JERUSALEM (Jun. 24)
Egyptian refusal to agree to permit a United Nations envoy to investigate the treatment of the remaining Jews in Egypt is the reason for Secretary-General U Thant’s delay in naming a special representative to report on the situation of the civilian population in the areas held by Israel after the Six-Day War, it was learned here today. The appointment was to have been made under a Security Council resolution. Israel had agreed to give the UN representative facilities to study the situation in the occupied areas on the understanding that the envoy would also report on the situation of the Jewish minorities in the Arab lands involved in the war.

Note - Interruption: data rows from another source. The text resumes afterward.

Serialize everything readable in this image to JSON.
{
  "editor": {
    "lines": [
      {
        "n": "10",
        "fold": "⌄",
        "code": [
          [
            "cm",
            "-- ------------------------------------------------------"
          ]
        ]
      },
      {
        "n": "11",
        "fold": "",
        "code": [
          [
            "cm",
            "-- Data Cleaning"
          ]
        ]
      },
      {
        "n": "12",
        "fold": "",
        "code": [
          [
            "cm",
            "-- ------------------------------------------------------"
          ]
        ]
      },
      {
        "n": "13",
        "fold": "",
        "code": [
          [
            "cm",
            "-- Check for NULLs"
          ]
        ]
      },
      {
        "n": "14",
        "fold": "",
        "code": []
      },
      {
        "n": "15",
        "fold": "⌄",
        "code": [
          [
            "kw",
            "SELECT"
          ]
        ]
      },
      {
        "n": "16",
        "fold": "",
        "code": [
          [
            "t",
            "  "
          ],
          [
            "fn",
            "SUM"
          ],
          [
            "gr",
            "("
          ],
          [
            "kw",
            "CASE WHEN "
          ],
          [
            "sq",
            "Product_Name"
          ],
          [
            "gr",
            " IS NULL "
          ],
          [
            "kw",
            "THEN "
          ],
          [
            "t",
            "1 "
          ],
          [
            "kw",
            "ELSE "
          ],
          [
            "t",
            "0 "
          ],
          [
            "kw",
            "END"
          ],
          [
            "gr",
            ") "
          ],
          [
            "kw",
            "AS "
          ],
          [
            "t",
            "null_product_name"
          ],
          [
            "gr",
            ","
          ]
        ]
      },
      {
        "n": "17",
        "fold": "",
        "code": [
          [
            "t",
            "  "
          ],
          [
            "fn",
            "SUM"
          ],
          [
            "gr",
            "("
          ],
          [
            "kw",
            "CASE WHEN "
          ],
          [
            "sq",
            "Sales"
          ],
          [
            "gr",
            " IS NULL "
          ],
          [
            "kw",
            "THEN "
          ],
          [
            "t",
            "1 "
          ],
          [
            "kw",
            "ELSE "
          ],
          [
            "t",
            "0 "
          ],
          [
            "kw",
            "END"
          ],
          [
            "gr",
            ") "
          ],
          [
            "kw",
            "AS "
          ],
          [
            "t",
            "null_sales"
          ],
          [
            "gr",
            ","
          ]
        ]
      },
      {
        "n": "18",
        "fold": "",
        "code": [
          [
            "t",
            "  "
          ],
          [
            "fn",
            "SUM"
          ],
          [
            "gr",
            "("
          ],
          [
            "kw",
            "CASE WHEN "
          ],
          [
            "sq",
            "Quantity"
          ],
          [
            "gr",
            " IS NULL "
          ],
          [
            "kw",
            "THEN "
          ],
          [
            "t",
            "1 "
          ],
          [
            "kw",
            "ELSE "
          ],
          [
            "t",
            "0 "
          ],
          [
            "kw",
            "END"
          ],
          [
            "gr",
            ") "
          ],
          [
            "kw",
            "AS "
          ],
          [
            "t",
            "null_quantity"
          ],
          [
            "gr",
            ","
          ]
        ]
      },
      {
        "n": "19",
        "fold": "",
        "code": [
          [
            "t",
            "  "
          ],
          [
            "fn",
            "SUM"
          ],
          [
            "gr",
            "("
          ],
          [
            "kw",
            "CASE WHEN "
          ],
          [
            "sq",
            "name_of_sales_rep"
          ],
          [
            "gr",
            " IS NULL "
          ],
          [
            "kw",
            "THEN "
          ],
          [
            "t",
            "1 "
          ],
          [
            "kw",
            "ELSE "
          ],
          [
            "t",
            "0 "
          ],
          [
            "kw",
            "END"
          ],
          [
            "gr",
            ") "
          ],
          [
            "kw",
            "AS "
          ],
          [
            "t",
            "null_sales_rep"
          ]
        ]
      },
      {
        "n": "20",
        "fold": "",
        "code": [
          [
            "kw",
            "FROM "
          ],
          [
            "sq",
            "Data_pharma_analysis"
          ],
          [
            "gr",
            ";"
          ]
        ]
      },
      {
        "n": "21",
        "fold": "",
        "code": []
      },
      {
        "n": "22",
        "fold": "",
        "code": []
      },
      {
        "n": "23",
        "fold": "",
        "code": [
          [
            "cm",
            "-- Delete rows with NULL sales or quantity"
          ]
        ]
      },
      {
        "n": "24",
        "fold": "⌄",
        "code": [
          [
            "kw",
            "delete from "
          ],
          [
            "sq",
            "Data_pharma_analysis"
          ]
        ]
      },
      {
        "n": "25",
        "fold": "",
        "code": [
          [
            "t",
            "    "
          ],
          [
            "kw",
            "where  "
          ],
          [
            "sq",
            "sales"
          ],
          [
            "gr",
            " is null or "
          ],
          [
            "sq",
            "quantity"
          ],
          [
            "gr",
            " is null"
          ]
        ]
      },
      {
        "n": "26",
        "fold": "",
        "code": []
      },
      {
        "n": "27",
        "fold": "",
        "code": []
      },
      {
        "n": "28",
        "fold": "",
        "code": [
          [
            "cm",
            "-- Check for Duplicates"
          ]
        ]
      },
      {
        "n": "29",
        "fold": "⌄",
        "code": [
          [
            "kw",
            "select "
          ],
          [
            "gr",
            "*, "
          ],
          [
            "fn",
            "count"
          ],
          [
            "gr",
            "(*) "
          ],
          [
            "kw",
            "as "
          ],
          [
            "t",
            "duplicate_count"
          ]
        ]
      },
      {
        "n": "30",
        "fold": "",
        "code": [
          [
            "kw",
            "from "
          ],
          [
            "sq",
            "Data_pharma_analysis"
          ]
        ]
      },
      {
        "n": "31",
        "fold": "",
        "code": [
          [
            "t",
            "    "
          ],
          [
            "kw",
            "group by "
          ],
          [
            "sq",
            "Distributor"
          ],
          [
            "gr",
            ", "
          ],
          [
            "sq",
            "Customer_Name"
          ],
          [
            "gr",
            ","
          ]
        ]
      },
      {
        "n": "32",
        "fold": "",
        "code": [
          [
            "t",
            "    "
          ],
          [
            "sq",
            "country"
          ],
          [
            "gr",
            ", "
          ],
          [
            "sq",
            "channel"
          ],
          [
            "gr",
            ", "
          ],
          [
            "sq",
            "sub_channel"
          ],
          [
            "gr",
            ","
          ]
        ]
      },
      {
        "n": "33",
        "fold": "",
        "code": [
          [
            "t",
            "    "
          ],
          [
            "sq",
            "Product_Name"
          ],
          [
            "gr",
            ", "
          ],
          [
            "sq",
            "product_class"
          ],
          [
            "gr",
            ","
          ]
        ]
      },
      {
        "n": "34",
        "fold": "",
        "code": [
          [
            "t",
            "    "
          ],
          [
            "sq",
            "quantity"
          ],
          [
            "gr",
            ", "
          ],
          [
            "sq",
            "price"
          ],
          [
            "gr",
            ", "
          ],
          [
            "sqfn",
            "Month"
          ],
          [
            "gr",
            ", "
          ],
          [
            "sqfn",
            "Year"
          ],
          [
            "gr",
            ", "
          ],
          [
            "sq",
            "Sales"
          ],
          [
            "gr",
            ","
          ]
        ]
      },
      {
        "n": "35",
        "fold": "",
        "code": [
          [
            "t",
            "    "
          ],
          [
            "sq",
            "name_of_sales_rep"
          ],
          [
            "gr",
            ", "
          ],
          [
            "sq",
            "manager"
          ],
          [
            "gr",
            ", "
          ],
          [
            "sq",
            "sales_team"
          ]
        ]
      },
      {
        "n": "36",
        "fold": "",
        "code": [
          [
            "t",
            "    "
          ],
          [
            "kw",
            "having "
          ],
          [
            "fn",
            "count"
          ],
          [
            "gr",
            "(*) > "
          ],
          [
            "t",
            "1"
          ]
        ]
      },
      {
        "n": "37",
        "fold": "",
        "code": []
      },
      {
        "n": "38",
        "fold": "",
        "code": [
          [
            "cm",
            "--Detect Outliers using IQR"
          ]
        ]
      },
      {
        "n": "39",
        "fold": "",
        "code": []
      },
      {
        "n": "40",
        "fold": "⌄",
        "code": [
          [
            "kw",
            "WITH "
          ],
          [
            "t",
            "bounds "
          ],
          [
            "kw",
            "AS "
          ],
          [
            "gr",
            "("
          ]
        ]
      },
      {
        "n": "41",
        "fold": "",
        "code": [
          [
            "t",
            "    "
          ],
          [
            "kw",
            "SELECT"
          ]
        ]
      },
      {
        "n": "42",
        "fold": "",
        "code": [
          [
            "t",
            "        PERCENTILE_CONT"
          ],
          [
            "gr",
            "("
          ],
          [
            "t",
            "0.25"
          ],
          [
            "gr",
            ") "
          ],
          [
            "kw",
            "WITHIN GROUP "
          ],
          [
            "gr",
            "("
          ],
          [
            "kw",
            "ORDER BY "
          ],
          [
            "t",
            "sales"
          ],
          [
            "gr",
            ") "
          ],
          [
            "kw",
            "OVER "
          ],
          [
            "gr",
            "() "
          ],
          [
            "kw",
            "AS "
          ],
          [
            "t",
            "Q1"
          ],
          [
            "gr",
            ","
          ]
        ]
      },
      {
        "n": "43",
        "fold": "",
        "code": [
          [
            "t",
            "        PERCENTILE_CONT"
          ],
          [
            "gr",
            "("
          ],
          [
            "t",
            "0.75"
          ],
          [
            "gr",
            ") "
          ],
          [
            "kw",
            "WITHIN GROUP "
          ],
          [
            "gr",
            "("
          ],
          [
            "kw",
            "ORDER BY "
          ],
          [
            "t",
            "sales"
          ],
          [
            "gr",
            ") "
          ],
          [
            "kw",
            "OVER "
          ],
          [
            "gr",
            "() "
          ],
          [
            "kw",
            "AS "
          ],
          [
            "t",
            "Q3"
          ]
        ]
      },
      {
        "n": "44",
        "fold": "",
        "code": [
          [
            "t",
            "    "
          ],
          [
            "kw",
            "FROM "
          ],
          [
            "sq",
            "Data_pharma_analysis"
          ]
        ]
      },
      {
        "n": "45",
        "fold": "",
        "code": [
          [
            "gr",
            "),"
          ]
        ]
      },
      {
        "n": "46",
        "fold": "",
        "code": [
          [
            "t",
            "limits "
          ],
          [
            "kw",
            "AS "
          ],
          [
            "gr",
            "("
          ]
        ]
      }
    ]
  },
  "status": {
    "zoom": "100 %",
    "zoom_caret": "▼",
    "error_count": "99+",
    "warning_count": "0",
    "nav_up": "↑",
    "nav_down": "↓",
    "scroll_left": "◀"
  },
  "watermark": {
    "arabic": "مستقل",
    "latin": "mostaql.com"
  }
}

Egypt, according to information here, has refused to give the proposed UN envoy means to make a first-hand study. Syria, it was learned, did not even answer the United Nations’ request. Mr. Thant announced his intention to nominate a special representative almost on the eve of the reconvening of the General Assembly last spring. He has not, however, announced the appointment.
It was recalled that a special envoy representing the Secretary-General, Nils Goton-Gussing, who had been similarly charged, completed his mission last December without having been permitted by either Egypt or Syria to study the Jewish situation in those countries.
(According to a report in Paris today, the Egyptian, Syrian and Jordanian Governments have also refused to allow Karl Brunnel, a Swiss, special representative of UNESCO, to inspect cultural properties belonging to the Jews now sequestered in these states. The Israel Government had asked UNESCO to inspect 97 such properties in these states and in Lebanon, but only Lebanon permitted the UNESCO delegate to make an inspection. The other three governments refused to give him access to the properties. M. Brunnel disclosed here.)